Der Pharma- und Agrarkonzern Bayer steckt in der Krise. Ein US-Geschworenengericht hat den Konzern in einem Glyphosat-Prozess zur Zahlung von über 1,5 Milliarden US-Dollar verurteilt. Zusätzlich brach Bayer überraschend eine klinische Studie mit dem vielversprechenden Medikament Asundexian ab. Die Aktien des Unternehmens sanken daraufhin im Montagshandel zeitweise um 19 Prozent.
Wie Bayer am Sonntagabend in Berlin mitteilte, beendete der Konzern vorzeitig eine Phase-III-Studie, die Asundexian mit Apixaban bei Patienten mit Vorhofflimmern und Schlaganfallrisiko verglichen hat. Diese Entscheidung basierte auf der Empfehlung des unabhängigen Data Monitoring Committee (IDMC) im Rahmen der laufenden Studienüberwachung. Es zeigte sich eine geringere Wirksamkeit von Asundexian im Vergleich zur Standardbehandlung. Bayer will die Daten weiter analysieren. Das Medikament wurde als Nachfolger des Blockbuster-Medikaments Xarelto gehandelt und sollte einen Jahresspitzenerlös von mehr als 5 Milliarden Euro erwirtschaften.

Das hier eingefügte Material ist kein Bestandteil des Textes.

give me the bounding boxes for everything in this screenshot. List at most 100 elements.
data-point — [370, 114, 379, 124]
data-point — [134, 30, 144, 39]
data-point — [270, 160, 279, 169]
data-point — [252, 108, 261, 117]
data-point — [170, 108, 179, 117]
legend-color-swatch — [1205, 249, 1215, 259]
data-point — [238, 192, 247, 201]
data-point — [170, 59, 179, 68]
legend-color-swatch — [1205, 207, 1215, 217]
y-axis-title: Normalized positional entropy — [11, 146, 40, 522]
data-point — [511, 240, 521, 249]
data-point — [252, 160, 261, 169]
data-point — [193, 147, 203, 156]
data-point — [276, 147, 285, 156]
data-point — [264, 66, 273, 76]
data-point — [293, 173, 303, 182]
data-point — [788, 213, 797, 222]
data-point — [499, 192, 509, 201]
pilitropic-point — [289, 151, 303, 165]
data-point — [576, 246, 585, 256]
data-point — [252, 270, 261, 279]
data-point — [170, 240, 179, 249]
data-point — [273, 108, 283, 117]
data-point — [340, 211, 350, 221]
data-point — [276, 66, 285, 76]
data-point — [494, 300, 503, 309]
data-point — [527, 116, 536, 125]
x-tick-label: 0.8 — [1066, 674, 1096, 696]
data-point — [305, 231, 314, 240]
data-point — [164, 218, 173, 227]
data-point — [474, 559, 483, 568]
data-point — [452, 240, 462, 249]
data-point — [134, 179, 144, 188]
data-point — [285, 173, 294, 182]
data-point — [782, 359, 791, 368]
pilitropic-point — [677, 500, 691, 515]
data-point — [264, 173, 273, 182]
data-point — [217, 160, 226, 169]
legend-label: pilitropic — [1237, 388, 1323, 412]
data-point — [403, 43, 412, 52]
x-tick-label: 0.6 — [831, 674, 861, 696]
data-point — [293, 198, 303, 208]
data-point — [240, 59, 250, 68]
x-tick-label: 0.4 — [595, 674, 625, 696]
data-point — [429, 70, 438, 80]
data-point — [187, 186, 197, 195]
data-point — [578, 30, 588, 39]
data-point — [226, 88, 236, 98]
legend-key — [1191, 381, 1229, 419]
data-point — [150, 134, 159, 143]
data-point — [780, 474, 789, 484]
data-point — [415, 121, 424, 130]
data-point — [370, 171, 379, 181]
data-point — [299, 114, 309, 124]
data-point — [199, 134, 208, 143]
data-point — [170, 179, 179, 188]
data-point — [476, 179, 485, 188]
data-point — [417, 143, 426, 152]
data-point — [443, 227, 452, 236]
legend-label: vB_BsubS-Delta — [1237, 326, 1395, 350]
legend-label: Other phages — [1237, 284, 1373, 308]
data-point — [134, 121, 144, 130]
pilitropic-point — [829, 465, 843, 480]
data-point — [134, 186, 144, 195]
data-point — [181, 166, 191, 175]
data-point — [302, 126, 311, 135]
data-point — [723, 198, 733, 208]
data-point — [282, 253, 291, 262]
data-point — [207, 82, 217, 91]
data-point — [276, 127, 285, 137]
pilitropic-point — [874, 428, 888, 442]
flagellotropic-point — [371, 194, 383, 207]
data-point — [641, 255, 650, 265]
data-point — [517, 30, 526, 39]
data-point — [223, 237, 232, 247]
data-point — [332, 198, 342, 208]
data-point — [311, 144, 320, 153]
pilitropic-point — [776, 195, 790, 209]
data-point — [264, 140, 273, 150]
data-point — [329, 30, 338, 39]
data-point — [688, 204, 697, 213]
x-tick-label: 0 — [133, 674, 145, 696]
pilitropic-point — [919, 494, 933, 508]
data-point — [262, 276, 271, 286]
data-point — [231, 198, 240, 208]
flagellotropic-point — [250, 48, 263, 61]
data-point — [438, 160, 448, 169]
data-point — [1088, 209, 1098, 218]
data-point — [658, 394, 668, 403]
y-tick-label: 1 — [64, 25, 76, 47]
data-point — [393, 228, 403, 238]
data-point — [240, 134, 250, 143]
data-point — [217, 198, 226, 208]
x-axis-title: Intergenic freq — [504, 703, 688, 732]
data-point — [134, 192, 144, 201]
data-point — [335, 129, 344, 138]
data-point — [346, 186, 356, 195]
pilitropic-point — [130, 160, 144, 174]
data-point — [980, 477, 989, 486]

Analysten sehen in dem Ausfall von Asundexian massive Probleme für das Pharmageschäft von Bayer. Eine niedrigere Bewertung sei angebracht, da die Unsicherheit nach dem Patentablauf von wichtigen Mitteln wie Xarelto und Eylea nun ohne Asundexian noch größer ist, so Emily Field von der britischen Bank Barclays. Auch Charlie Bentley vom Analysehaus Jefferies bezeichnet den Abbruch der Studie als herben Rückschlag für die Entwicklungs-Pipeline des Konzerns. Die Herausforderungen für den neuen Konzernchef Bill Anderson würden dadurch noch größer. Zudem ist die Pipeline schwach, Investitionen sind erforderlich und die Verschuldung ist hoch. Zusätzlich wird der Konzern von weiteren Rechtsstreitigkeiten belastet.
Bereits am Freitag wurde Bayer zur Zahlung von über 1,5 Milliarden US-Dollar an drei ehemalige Anwender des Unkrautvernichters Roundup verurteilt. Die Kläger machen das umstrittene Produkt für ihre Krebserkrankungen verantwortlich. Bayer kündigte an, gegen das Urteil Rechtsmittel einzulegen und verwies auf Verstöße gegen die amerikanische Verfassung sowie falsche Darstellungen der regulatorischen und wissenschaftlichen Fakten durch die Kläger. Das Unternehmen ist weiterhin von der Sicherheit von Glyphosat überzeugt.
Diese Probleme sind eine Folge der 2018 erfolgten Übernahme von Monsanto durch Bayer. Seitdem kämpft der Konzern mit zahlreichen Klagen in den USA. Bayer hatte bereits ein milliardenschweres Programm aufgelegt, um die meisten Klagen ohne Haftungseingeständnis beizulegen. Ein Großteil der Klagen wurde bereits abgewickelt. Die aktuellen Gerichtsniederlagen könnten jedoch darauf hinweisen, dass Bayer einen beträchtlichen Teil oder sogar die gesamte Rückstellung von 6,4 Milliarden US-Dollar für Glyphosat-Klagen benötigen wird, so Analysten der Bank Morgan Stanley.